A guitar lick is a phrase (a short musical idea) made up of a series of notes that you can use and incorporate into your soloing and improvisation. You can also see it as a small part or fragment of an entire solo. Good licks can add magic, excitement and drama to your solos.
Learning, memorizing, dissecting, rebuilding and incorporating licks into your playing is such a great investment in your guitar learning process. It will enhance and expand your soloing in many ways.
The variety of licks is infinite. They come in all shapes & sizes, styles, moods, tempos, timings, keys and levels of playing, so it’s important that you learn why and how to use them.
Let’s start to take a look at the 8 vital reasons.
WHY YOU SHOULD LEARN GUITAR LICKS:
1 – Building technique and dexterity.
Licks are perfect training tools to develop the dexterity and flexibility you need to able to solo and improvise.
2 – Acquiring inspiration.
Learning new licks will lead to inspiration and more brilliant musical ideas. You learn licks and then learn from the licks. You use the notes, turn them around, upside down, take some notes out of the licks, put some new ones in there and create your own ideas from those licks. You need input to create output!
3 – Building a vocabulary.
You can see licks as words to build sentences. Building a vocabulary of fancy, cruel, light hearted, fast, slow, elegant, brutal, daring and lovely licks will give you the freedom to express yourself. With phrasing you can determine the emotion of those words to create an exciting story line.
4 – Learning and understanding new insights.
Now and then you’ll learn a new lick that will make your mind blow. It will give you insight in different ways to shape melody and bring new life to your improvisation.
It could be a great timing or phrasing idea that will open up new doors to your soloing. Also observing and analyzing the licks of your favorite guitar player will give an idea of the style, techniques and musical approach.
5 – Sounding original and fresh.
Learn different kinds of licks and learn to think and play outside of the box. Learn licks, then dissect, shake ‘m up, rebuild and incorporate them into your soloing. Influences from different guitar players and styles will make your soloing sound fresh, bold and interesting to listen to.
6 – Learning how to apply soloing ideas to a particular scale.
Each scale shape has it’s own mood, charm and approach to soloing. Licks can give you ideas how to use a particular scale shape for improvisation and how to create lovely melodies and produce cool sounds with that scale shape.
HOW TO USE GUITAR LICKS
It’s great to learn and build a vocabulary of licks, but you need to do more than just practicing licks for the sake of practicing. You want to know how to use them properly and apply them to get the most out of your licks. Let’s see how you can do that.

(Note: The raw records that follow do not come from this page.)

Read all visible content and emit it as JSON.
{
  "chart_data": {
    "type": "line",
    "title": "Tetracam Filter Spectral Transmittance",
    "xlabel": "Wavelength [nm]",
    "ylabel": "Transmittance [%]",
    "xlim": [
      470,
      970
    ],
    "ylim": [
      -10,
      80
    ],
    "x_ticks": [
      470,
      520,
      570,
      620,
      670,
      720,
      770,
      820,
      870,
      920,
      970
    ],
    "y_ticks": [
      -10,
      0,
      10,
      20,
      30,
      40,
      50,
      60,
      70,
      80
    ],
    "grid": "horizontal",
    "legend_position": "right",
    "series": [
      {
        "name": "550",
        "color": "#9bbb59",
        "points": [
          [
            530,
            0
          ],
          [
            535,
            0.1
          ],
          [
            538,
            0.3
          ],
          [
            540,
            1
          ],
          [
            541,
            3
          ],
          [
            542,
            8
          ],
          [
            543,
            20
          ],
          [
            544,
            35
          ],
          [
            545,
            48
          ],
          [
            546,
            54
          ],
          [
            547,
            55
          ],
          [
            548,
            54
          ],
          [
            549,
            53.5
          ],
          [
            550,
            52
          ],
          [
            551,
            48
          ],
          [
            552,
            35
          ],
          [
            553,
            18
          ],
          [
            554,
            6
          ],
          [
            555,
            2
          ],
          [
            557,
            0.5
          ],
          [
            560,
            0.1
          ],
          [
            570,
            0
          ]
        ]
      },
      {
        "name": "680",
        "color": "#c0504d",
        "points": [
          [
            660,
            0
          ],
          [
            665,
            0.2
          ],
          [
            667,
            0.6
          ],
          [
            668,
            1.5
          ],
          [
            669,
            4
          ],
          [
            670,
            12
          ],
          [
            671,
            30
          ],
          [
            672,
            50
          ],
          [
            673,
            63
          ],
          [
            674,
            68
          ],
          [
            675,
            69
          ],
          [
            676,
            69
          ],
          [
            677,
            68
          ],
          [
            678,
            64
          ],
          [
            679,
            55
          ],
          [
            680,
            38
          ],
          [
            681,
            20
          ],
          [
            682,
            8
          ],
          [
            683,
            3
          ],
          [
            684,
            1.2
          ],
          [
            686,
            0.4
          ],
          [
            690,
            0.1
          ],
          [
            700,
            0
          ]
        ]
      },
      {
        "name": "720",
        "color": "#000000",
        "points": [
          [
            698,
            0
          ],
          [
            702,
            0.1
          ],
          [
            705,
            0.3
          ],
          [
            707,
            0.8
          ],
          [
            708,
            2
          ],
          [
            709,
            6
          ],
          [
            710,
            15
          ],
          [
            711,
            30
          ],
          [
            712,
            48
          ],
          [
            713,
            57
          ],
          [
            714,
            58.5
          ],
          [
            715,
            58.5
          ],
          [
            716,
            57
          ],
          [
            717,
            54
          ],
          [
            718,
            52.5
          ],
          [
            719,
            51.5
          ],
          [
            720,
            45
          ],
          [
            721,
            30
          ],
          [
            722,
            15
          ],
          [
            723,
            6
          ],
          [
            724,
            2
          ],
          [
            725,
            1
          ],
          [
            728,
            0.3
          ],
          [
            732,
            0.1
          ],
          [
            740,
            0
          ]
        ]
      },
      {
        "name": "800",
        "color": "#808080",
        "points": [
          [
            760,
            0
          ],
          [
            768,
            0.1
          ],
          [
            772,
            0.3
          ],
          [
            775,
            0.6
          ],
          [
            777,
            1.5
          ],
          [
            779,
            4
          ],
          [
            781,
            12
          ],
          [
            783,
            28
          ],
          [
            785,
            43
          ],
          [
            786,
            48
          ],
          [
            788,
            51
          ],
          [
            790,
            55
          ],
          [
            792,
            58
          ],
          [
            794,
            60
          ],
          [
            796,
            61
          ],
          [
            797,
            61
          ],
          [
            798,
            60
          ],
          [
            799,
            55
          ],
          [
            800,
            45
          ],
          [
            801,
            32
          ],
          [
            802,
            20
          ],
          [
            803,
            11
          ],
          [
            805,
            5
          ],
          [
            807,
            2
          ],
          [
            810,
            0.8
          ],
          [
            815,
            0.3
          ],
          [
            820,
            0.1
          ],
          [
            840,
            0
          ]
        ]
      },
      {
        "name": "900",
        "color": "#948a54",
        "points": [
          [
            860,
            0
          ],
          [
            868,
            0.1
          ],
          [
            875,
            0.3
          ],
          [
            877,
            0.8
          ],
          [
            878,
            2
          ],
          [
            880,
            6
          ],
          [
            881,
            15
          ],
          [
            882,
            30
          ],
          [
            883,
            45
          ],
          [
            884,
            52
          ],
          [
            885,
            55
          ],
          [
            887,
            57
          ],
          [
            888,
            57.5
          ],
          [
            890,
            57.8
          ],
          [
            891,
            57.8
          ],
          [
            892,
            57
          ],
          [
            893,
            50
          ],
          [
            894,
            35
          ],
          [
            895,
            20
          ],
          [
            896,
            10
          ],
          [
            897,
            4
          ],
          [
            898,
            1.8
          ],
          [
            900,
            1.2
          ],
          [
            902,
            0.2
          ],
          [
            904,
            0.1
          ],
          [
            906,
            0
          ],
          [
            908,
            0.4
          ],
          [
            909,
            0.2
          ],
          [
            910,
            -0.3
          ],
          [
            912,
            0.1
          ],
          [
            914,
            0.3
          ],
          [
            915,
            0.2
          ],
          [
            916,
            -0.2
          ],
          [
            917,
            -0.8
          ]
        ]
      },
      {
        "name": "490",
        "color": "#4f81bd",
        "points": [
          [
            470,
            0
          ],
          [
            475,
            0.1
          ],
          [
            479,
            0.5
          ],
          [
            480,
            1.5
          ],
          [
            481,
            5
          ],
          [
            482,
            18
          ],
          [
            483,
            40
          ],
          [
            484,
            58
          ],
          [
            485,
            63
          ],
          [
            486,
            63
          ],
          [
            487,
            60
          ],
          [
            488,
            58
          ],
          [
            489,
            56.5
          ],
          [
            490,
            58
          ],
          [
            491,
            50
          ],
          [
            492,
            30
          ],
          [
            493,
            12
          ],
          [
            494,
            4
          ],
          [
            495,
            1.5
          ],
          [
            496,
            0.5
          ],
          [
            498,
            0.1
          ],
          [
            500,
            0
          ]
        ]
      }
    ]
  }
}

1 – Know the scale and the key
Knowing the scale and the key of a lick is essential to incorporate the lick into your playing. Know it and you can apply it. Practice a lick and the scale that goes with it.
2 – Learn your licks in every key.
Learning licks in different keys is really important. Don’t assume when you’ve learned a lick you can automatically play it in every key. Licks feel different when you go higher up or lower down the neck. Learn your lick in different positions to get comfortable around the entire fretboard.
3 – Copy and dissect.
Copy licks from every guitar player you know, but don’t copy them verbatim. Rip them apart, leave out notes, add other notes, use hammer-ons, pull-offs, slides, vibrato, bending and create your own sounds, melodies and ideas from those licks.
4 – Connect and combine.
Practice connecting and combining your licks with other licks and ideas. Learning how to glue your musical phrases together is the key to create a entire solo and be able to improvise.
5 – Practice with jam tracks
Once you know how to play a particular lick start practicing it over a backing track to work on timing, tempo, feel and rhythm. Knowing how to play a lick and playing it over a backing track are two different things. Practice them both!
6 – Incorporate
If you don’t apply your licks to the field, they will soon vanish into thin air and you will forget what you’ve learned. Incorporate your licks into your daily soloing and improvisation practice. Make it a habit to learn and apply. Make it stick!
Practice with eagerness and curiosity!